Citing cost-cutting and increased productivity, Amazon will be at the forefront of a revolution that has already seen retailers such as JD.com move to fully automated warehouses in the US. Closer to home the British Retail Consortium (BRC) estimates that over the next 20 years 60 per cent of jobs in retail will be at risk due to automation. Walmart-owned Asda recently announced it is looking to cut almost 2,500 jobs over the next year owing to a similar evolution, and some cities predict they could lose more than a fifth of current jobs by 2030.
Just 30 years on from the collapse of the mining industry which left hundreds of thousands of workers out of employment early indications that a similar downfall is on the cards are undeniably there for all to see. The question is, how will the ruling Conservative government respond this time around given all they know about the legacy of Margaret Thatcher?

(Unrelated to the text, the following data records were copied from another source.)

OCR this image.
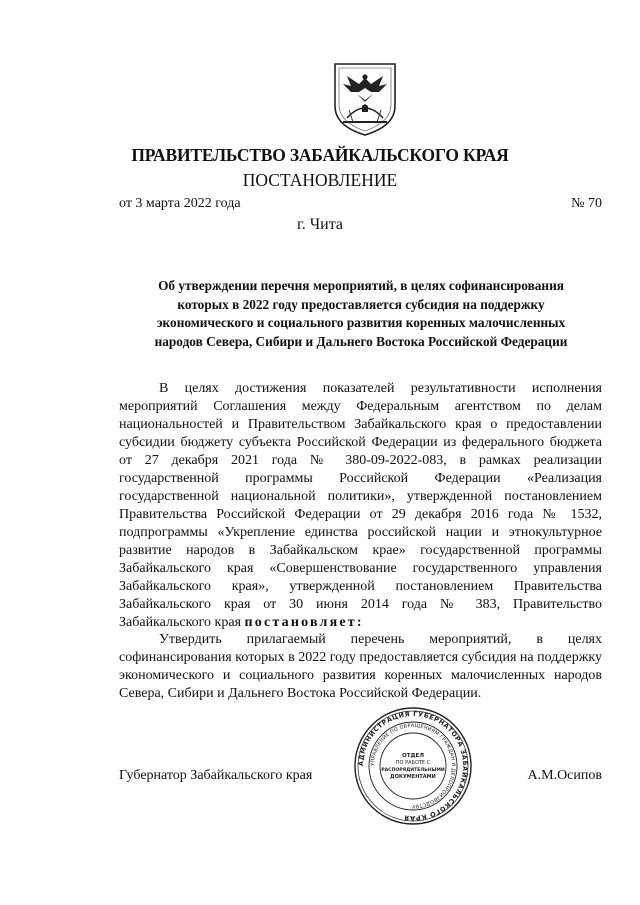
ПРАВИТЕЛЬСТВО ЗАБАЙКАЛЬСКОГО КРАЯ
ПОСТАНОВЛЕНИЕ
от 3 марта 2022 года	№ 70
г. Чита
Об утверждении перечня мероприятий, в целях софинансирования
которых в 2022 году предоставляется субсидия на поддержку
экономического и социального развития коренных малочисленных
народов Севера, Сибири и Дальнего Востока Российской Федерации
В целях достижения показателей результативности исполнения мероприятий Соглашения между Федеральным агентством по делам национальностей и Правительством Забайкальского края о предоставлении субсидии бюджету субъекта Российской Федерации из федерального бюджета от 27 декабря 2021 года № 380-09-2022-083, в рамках реализации государственной программы Российской Федерации «Реализация государственной национальной политики», утвержденной постановлением Правительства Российской Федерации от 29 декабря 2016 года № 1532, подпрограммы «Укрепление единства российской нации и этнокультурное развитие народов в Забайкальском крае» государственной программы Забайкальского края «Совершенствование государственного управления Забайкальского края», утвержденной постановлением Правительства Забайкальского края от 30 июня 2014 года № 383, Правительство Забайкальского края постановляет:
Утвердить прилагаемый перечень мероприятий, в целях софинансирования которых в 2022 году предоставляется субсидия на поддержку экономического и социального развития коренных малочисленных народов Севера, Сибири и Дальнего Востока Российской Федерации.
Губернатор Забайкальского края	А.М.Осипов
АДМИНИСТРАЦИЯ ГУБЕРНАТОРА ЗАБАЙКАЛЬСКОГО КРАЯ
УПРАВЛЕНИЕ ПО ОБРАЩЕНИЯМ ГРАЖДАН И ДЕЛОПРОИЗВОДСТВУ
ОТДЕЛ
ПО РАБОТЕ С
РАСПОРЯДИТЕЛЬНЫМИ
ДОКУМЕНТАМИ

The conundrum Theresa May faces is eerily similar to that of her predecessor. As The Spectator’s James Forsyth wrote here, “the Tories need to have a message for those workers fearful about automation and what it means for their jobs”, but also need “to present themselves as the pro-consumer party who are instinctively comfortable with a more diversified economy in which the state is less powerful”.
But which side will the Tories ultimately favour? Well, Tory MP Matt Hancock seems to make it quite clear here. Rather than pursuing what he describes as a “backwards-looking, top-down, socialist ideology” that is the “anathema to the principles of the tech revolution”, the Conservative Party should embrace the changes with free economic principles that support business and attract higher paid jobs.
Yet there is little or no mention of the hundreds of thousands of workers that could potentially be displaced by the revolution, which was Thatcher’s mistake in the ‘80s. Contrary to the common myth that Labour created “benefits Britain” it was actually Thatcher who did away with an industry that supported towns and cities-worth of jobs without putting anything in its place. As John Bird wrote here, “Thatcher churned out benefits rather than training and opportunity, then Tony Blair took up her lead”.
The crucial question should therefore be, what does a transition look like, and how can we up-skill workers before work out-modernises them? According to the IPPR paper ‘Managing automation: Employment, inequality and ethics in the digital age‘, the answer is multi-faceted. Author Carys Roberts notes, “options on the table should include ensuring all sectors and areas invest in and benefit from technology that raises productivity, reforming the skills system to make sure good jobs that are created are accessible to all, strengthening trade unions to enable workers to bargain their wages upwards, and spreading capital ownership so that returns to capital benefit everyone in the economy”.
Her conclusion effectively disproves Matt Hancock’s claim that a tech revolution is a Tory revolution, because it goes to show that our government’s dealings will require a degree of compassion and an edge of humility. Something that is in short supply within the Tory ranks these days.